CLEANING VS DISINFECTING
Did you know there’s a difference between cleaning and disinfecting? Cleaning is the removal of dirt and germs from surfaces. Cleaning doesn’t kill viruses, but it will lower them. You can clean a surface using a simple combination of soap and water, which is effective against the coronavirus. Disinfecting involves using a chemical to kill germs on surfaces after you clean it, which lowers the risk of spreading infection. You can use a simple bleach combination to disinfect, which is ⅓ cup of bleach per gallon of water, or 4 teaspoons of bleach per quart of water. It’s important to let the bleach sit on the surface for at least one minute before you dry it completely.
The CDC recommends regularly cleaning and disinfecting areas of your home that are frequently touched — three times per day if someone in your house is sick. This includes:
-Kitchen and bathroom counters
DUST YOUR HOME THOROUGHLY
Spring cleaning is a great time to both clean and declutter your home. If you’ve got major clutter to deal with, getting a portable container delivered to your driveway may be just what you need to get the job done, especially if you need to make room as you work.

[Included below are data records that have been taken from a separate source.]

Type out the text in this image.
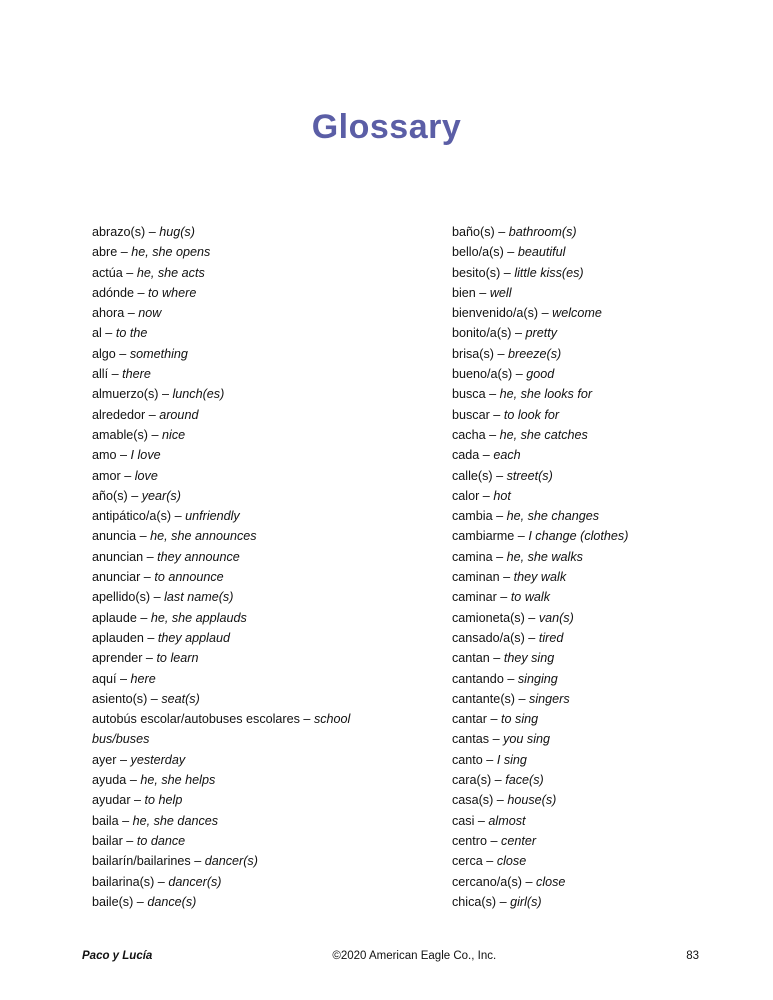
Glossary
abrazo(s) – hug(s)
abre – he, she opens
actúa – he, she acts
adónde – to where
ahora – now
al – to the
algo – something
allí – there
almuerzo(s) – lunch(es)
alrededor – around
amable(s) – nice
amo – I love
amor – love
año(s) – year(s)
antipático/a(s) – unfriendly
anuncia – he, she announces
anuncian – they announce
anunciar – to announce
apellido(s) – last name(s)
aplaude – he, she applauds
aplauden – they applaud
aprender – to learn
aquí – here
asiento(s) – seat(s)
autobús escolar/autobuses escolares – school bus/buses
ayer – yesterday
ayuda – he, she helps
ayudar – to help
baila – he, she dances
bailar – to dance
bailarín/bailarines – dancer(s)
bailarina(s) – dancer(s)
baile(s) – dance(s)
baño(s) – bathroom(s)
bello/a(s) – beautiful
besito(s) – little kiss(es)
bien – well
bienvenido/a(s) – welcome
bonito/a(s) – pretty
brisa(s) – breeze(s)
bueno/a(s) – good
busca – he, she looks for
buscar – to look for
cacha – he, she catches
cada – each
calle(s) – street(s)
calor – hot
cambia – he, she changes
cambiarme – I change (clothes)
camina – he, she walks
caminan – they walk
caminar – to walk
camioneta(s) – van(s)
cansado/a(s) – tired
cantan – they sing
cantando – singing
cantante(s) – singers
cantar – to sing
cantas – you sing
canto – I sing
cara(s) – face(s)
casa(s) – house(s)
casi – almost
centro – center
cerca – close
cercano/a(s) – close
chica(s) – girl(s)
Paco y Lucía	©2020 American Eagle Co., Inc.	83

Having temporary at-home storage can also help if you need to separate items to go to relatives, donations, or a garage sale.

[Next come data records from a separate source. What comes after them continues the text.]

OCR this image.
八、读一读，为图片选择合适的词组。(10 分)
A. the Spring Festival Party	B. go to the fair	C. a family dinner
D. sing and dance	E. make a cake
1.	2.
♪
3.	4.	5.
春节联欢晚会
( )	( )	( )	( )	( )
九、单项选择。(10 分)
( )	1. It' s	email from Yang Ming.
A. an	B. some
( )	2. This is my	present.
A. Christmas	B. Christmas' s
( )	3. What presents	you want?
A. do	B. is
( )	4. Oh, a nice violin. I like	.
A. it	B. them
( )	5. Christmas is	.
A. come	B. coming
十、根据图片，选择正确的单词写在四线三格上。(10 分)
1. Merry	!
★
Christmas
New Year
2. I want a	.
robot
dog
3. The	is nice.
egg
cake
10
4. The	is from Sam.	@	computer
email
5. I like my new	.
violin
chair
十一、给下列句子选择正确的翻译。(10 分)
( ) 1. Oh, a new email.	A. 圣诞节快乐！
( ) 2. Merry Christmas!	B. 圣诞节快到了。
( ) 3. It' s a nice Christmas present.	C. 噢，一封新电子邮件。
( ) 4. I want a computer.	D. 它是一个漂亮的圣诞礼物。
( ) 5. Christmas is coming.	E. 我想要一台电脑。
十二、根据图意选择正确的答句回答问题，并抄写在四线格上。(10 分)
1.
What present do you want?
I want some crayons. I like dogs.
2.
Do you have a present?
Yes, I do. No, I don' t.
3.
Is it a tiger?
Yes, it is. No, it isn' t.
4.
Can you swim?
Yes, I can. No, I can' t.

If it’s just a matter of dusting and cleaning a room, here are some quick tips:
-Before getting started, take time to peruse shelves and side tables to see if there are any books or knick-knacks -you can clear out.

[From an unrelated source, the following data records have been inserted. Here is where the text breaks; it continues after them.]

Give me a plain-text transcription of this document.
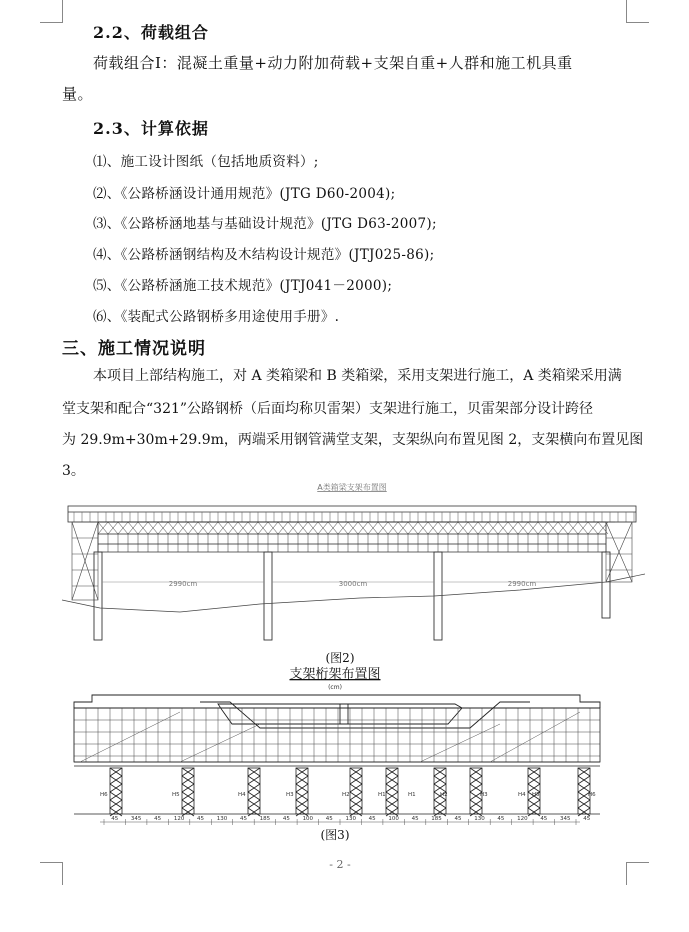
2.2、荷载组合
荷载组合Ⅰ：混凝土重量+动力附加荷载+支架自重+人群和施工机具重
量。
2.3、计算依据
⑴、施工设计图纸（包括地质资料）;
⑵、《公路桥涵设计通用规范》(JTG D60-2004);
⑶、《公路桥涵地基与基础设计规范》(JTG D63-2007);
⑷、《公路桥涵钢结构及木结构设计规范》(JTJ025-86);
⑸、《公路桥涵施工技术规范》(JTJ041－2000);
⑹、《装配式公路钢桥多用途使用手册》.
三、施工情况说明
本项目上部结构施工，对 A 类箱梁和 B 类箱梁，采用支架进行施工，A 类箱梁采用满
堂支架和配合“321”公路钢桥（后面均称贝雷架）支架进行施工，贝雷架部分设计跨径
为 29.9m+30m+29.9m，两端采用钢管满堂支架，支架纵向布置见图 2，支架横向布置见图
3。
A类箱梁支架布置图
2990cm	3000cm	2990cm
(图2)
支架桁架布置图
(cm)
H6	H5	H4	H3	H2	H1	H1	H2	H3	H4 H5	H6
45 345 45 120 45 130 45 185 45 100 45 130 45 100 45 185 45 130 45 120 45 345 45
(图3)
- 2 -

-Empty all shelves and dust thoroughly with a feather duster.
-Use your vacuum to get hard-to-reach spots.
-Gently clean your books with a damp cloth.
-Disinfect surfaces before you rearrange things.
-Don’t forget to vacuum ceiling fans, the tops of your windows and moldings.
-Reach corners in rooms where cobwebs cluster with a long duster.
CLEAN YOUR FLOORS
Tile can really start to look dingy if you haven’t done a deep cleaning in a while. If you haven’t been able to find traditional tile cleaners in the supermarket, a simple mixture of baking soda and water will do. Just pour ½ cup baking soda into 2 gallons of water and mix well. This is a great non-toxic cleaning option for bathroom and kitchen floors. You can even do this on your tiled kitchen countertop before you disinfect. Vacuuming and carpet shampooing should be on your list for this year’s deep cleaning. Make sure you move furniture to clean underneath so you can suck up those pesky dust bunnies. Clean under beds and in closets as well.
POLISH STAINLESS STEEL
Your kitchen will look like it is ready for an open house once you polish your stainless steel appliances. First, clean your stainless steel with a soft cloth to remove dirt and grime. Then, soak a microfiber towel in olive oil and slowly buff the steel. Buff again with a clean, dry cloth and your stainless will be sparkling in no time.
CLEAN YOUR WINDOWS
When months go by and you wonder why those trees and blue sky aren’t looking so vibrant anymore, it means it time to clean your windows! Now is a great time to give your windows a wash. If you can reach, wash both inside and out. Might as well enjoy the view while you’re staying home all day, right? If you have slatted blinds, use a damp cloth to wipe them down.
DON’T TRY TO DO ALL YOUR CORONAVIRUS SPRING CLEANING AT ONCE
If you try to do all your deep cleaning in one weekend, you’ll quickly get overwhelmed and may want to quit before you finish, so try to break it up into easy to manage sections. Don’t forget your electronics and remote controls! Once you’re done with your deep cleaning, it’s important to keep cleaning and disinfecting for coronavirus regularly, especially the commonly-touched surfaces.